В изображении судьбы героев повести, их отношений выступает характерная для Тургенева тема трагизма любви. Эта тема звучит и в предшествующих «Фаусту» повестях «Затишье», «Переписка», «Яков Пасынков» и в последующих – «Ася» и «Первая любовь». Рассматривая любовь как проявление одной из стихийных, бессознательных и равнодушных к человеку сил природы, Тургенев в «Фаусте» показывает беспомощность, беззащитность человека перед этой силой. Не могут уберечь от нее героиню повести ни целенаправленное воспитание, ни «благополучно» устроенная семейная жизнь. Любовь возникает в повести как страсть, которая лишь на мгновение вносит в жизнь поэтическое озарение, а затем разрешается трагически. В то же время субъективно-лирическая сторона в повести тонко сочетается с планом объективно-реальным и не противоречит ее социально-психологической правде. История любви героя повести Павла Александровича Б. и Веры Ельцовой дается в определенной обстановке (русский поместный быт) и обусловлена их характерами и понятиями, выработанными под воздействием окружающей среды и воспитания. Мотив разочарования, идея долга, общественного служения, противопоставленного личным стремлениям, проходит и через другие повести Тургенева 1860-х годов, которые вместе с «Фаустом» служат подготовительными звеньями к «Дворянскому гнезду».
Тема любви в «Фаусте» соприкасается с вопросом о роли таинственной и иррациональной стихии в жизни человека. «Неведомое» также трактуется в повести как одно из проявлений всесильной природы. Интерес к нему объединяет «Фауста» с более поздним циклом так называемых «таинственных» повестей: «Собака», «Странная история», «Сон», «Песнь торжествующей любви», «Клара Милич», написанных Тургеневым в конце 1860-х – 1870-х годах, в период увлечения его естественнонаучным эмпиризмом (см. главу о «Таинственных повестях» в книге Г. Бялого «Тургенев и русский реализм». М.; Л., 1962, с. 207–221).

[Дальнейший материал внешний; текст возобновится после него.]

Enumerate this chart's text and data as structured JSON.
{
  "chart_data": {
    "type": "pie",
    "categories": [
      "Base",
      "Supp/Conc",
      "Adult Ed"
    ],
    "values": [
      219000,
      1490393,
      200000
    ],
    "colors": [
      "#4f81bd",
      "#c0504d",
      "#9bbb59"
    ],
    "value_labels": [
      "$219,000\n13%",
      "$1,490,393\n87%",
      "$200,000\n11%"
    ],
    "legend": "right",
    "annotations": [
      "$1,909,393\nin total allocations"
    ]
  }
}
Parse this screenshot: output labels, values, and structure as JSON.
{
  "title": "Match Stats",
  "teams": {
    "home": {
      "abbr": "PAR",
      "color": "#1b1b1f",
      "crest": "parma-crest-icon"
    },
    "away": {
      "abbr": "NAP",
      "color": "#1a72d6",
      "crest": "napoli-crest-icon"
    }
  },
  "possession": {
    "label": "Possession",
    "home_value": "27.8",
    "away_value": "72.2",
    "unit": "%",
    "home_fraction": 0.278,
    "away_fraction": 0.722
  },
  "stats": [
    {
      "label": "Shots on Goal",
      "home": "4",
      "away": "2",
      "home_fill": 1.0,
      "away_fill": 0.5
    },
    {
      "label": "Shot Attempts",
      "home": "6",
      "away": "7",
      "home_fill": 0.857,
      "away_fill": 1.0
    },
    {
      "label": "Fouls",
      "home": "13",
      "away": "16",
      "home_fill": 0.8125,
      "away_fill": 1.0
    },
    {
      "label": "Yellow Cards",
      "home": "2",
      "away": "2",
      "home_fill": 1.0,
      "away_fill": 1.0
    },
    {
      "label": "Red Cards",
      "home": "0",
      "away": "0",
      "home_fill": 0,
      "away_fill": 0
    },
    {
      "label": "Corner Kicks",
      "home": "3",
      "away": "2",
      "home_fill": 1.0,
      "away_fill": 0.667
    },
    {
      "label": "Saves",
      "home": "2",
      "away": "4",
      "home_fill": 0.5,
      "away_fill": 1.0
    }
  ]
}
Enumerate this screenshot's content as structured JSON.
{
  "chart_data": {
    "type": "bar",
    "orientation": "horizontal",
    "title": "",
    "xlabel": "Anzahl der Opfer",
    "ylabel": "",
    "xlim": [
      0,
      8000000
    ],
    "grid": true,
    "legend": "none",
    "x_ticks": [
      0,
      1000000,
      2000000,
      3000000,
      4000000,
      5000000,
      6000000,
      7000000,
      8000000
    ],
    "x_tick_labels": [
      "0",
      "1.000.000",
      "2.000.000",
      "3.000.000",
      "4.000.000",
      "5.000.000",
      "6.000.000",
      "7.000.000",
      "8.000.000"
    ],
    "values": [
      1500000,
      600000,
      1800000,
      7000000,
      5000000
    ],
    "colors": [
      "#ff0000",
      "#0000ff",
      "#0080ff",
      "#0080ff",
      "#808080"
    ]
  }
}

Повесть облечена в эпистолярную форму – это рассказ от лица героя в письмах. К этому приему Тургенев прибегал уже в «Переписке», где герои исповедуются в письмах друг перед другом. В «Фаусте» эта форма носит более емкий характер: излагаемый в письмах рассказ имеет новеллистическую композицию, включает в себя бытописание, портретные характеристики, пейзаж. Поэтому справедливо замечание, что «Фауст» воспринимался современниками и в настоящее время рассматривается как повесть, а подзаголовок «Рассказ в девяти письмах» не является «указанием на жанр», а ориентирует на «сказовый характер повествования» (см.: Русская повесть XIX века. История и проблематика жанра / Под ред. Б. С. Мейлаха. Л., 1973, с. 342–343). «Фауст» написан Тургеневым в пору дальнейшего совершенствования им «новой манеры», ведущей к созданию больших романов (см.: ГитлицЕ. А. К вопросу о формировании «новой манеры» Тургенева (анализ повестей 50-х годов). – Изв. АН СССР. Серия лит. и языка, 1968, т. XXVII, вып. 6, с. 489–501).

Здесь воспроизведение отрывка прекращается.